I used SQLAlchemy breifly, but found myself drawn back to the Django ORM (even for non-web based projects) - can someone explain to me why they think SA is better than the Django ORM - I find the latter to be much better.



Mostly because it's a lot more powerful than Django's ORM. Just take a look at the documentation table of contents to get a vague idea: http://www.sqlalchemy.org/docs/

- The support for various class inheritance hierarchies is much more powerful than Django's inheritance.

- You can customize the default JOINs between object relationships very easily.

- You can map objects against arbitrary select statements.

- It has supported multiple databases for a long time now (which only just got added in Django 1.2)

- It supports composite primary keys.

- It implements the unit of work pattern, so you can save entire object graphs without having to explicitly save each individual node. This is a lot more intuitive, IMO.

- It uses an identity map to maintain object consistency. So if you query for the same object in two different queries, the same object is returned (at the Python level).

- The docs are excellent.

I think Django's ORM is fine for simple web apps where the model objects are just used to shuffle data in and out of the database.
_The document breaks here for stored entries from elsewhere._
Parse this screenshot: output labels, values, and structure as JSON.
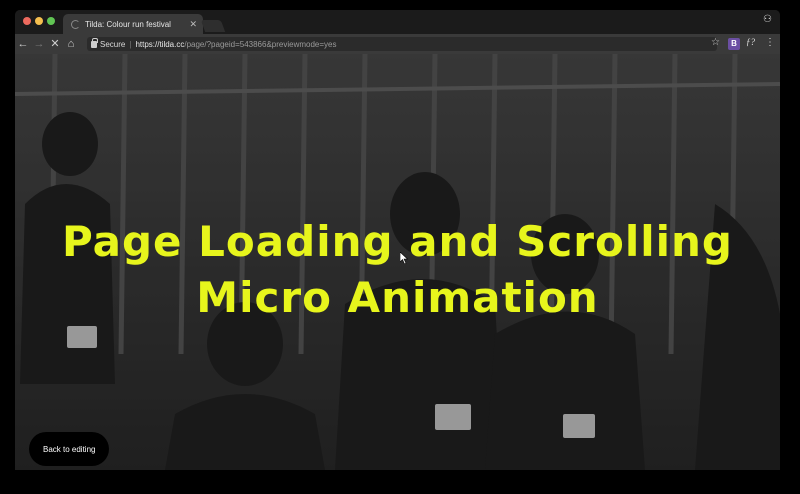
{
  "browser": {
    "tab_title": "Tilda: Colour run festival",
    "tab_close": "✕",
    "address": {
      "secure_label": "Secure",
      "separator": "|",
      "url_host": "https://tilda.cc",
      "url_path": "/page/?pageid=543866&previewmode=yes"
    },
    "nav": {
      "back": "←",
      "forward": "→",
      "stop": "✕",
      "home": "⌂"
    },
    "toolbar_icons": {
      "star": "☆",
      "ext_b": "B",
      "ext_f": "ƒ?",
      "menu": "⋮",
      "profile": "⚇"
    }
  },
  "page": {
    "hero_title_line1": "Page Loading and Scrolling",
    "hero_title_line2": "Micro Animation",
    "back_button_label": "Back to editing"
  },
  "colors": {
    "accent": "#e7f51c",
    "background": "#3c3c3c"
  }
}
If you've got complex domain models, or specific database requirements, though, then you'll probably hit a wall where Django won't do what you need, whereas SQLAlchemy probably does.


I would add that the data mapper pattern gives you very fine grained control over what objects and attributes of the object are matched to which tables. So refactoring either your object layer or your table layer is easy to do independently.


Thanks for that list. I guess I haven't run into any of these more "complex" issues yet developing the relatively low scale sites I've been working on. Hopefully some day, the Django ORM would become too much of a time sink for me to consider SA, but in the meantime, I'm gonna be sticking with it just 'cause I find it easier/more intuitive to use :).